Elon Musk maintains significant power over SpaceX due to his control of “super voting” shares. In January, SpaceX offered Musk, the founder and CEO, a compensation package comprising 1.3 billion restricted shares. However, this award is contingent upon SpaceX’s establishment of a colony on Mars with a population of one million and launching advanced data centers into space.
Despite Musk not meeting these targets, he can still vote with these unearned shares, according to SpaceX’s prospectus. Law professor Ann Lipton from the University of Colorado, Boulder, noted, “I have never heard of this.” She remarked that Musk seemingly discovered a method to bypass conventional corporate governance rules.

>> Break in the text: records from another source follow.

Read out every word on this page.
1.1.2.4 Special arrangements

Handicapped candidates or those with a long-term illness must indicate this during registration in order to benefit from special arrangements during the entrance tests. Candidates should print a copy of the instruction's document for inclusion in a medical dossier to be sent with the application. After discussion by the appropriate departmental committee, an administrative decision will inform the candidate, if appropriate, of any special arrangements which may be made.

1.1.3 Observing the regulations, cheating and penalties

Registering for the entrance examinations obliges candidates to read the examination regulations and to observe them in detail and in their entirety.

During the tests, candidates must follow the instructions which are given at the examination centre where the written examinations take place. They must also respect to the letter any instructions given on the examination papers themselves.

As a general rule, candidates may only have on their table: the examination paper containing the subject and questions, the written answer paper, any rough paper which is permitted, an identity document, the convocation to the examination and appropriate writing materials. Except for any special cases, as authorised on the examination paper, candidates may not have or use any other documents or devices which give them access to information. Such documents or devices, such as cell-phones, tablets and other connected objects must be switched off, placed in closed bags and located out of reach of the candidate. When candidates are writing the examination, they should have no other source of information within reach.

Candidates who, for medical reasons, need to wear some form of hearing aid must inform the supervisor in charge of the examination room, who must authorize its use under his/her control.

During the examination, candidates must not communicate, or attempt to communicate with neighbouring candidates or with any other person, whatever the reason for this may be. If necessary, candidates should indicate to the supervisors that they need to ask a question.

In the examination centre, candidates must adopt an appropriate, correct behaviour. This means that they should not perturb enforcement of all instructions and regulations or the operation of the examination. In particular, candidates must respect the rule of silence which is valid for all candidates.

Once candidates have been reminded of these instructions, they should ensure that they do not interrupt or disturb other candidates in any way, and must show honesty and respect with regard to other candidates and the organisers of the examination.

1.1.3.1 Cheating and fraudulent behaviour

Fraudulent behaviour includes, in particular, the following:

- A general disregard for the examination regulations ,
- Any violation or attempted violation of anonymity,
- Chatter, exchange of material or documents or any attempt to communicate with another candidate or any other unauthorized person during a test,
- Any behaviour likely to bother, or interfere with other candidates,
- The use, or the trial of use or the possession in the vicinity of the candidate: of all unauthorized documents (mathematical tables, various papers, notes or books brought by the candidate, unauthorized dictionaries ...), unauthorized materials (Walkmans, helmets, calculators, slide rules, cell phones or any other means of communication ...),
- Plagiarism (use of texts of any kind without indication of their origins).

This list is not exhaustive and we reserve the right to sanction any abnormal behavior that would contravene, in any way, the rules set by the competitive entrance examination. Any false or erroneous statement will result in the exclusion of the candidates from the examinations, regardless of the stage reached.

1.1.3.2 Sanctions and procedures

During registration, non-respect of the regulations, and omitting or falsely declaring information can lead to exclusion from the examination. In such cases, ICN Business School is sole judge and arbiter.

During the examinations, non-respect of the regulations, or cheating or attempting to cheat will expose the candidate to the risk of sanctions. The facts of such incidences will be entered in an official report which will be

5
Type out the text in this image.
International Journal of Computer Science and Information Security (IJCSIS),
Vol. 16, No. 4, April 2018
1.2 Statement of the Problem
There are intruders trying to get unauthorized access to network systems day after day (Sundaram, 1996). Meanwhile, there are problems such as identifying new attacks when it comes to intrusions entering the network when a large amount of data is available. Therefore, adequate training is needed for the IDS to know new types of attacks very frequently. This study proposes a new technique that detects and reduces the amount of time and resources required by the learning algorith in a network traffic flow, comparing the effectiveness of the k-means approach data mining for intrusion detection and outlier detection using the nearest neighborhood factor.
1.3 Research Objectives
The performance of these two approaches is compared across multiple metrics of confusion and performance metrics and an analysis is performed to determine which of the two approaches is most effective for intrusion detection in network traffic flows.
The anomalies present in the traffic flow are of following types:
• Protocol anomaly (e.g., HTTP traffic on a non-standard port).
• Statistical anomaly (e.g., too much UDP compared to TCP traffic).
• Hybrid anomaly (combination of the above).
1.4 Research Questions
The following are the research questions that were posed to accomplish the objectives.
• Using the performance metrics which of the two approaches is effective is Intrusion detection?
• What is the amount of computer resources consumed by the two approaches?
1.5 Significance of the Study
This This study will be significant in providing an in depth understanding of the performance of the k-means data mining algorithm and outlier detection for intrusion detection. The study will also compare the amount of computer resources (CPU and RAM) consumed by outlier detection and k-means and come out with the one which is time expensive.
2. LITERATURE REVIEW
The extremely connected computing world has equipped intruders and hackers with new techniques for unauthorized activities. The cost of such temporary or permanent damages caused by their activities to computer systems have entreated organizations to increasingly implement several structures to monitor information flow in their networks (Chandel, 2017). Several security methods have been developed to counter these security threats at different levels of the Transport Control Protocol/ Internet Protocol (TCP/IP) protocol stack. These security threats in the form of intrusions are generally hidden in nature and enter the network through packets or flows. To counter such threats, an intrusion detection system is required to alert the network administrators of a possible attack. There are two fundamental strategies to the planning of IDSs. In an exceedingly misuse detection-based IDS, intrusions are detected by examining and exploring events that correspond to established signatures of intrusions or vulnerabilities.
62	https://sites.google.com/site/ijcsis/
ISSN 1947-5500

Besides the unconventional share voting rights, SpaceX is preparing for a potentially record-breaking initial public offering (IPO). The company, which constructs rockets and manages the Starlink satellite internet service, is valued at over $1.25 trillion. This IPO, expected soon, could lead to substantial financial gains for Wall Street, Silicon Valley, and Elon Musk himself.
SpaceX’s governance strategies include not ensuring the majority of its board comprise independent directors. The company also announced that it won’t use independent board member committees to decide executive pay, a common practice in other firms. Additionally, its governing documents mandate arbitration to resolve shareholder claims under federal securities law.
Corporate governance experts believe these arrangements primarily benefit Musk. By controlling 85 percent of shareholder votes, Musk can appoint more insiders to SpaceX’s board, select those who decide his compensation, and largely shield himself from shareholder lawsuits.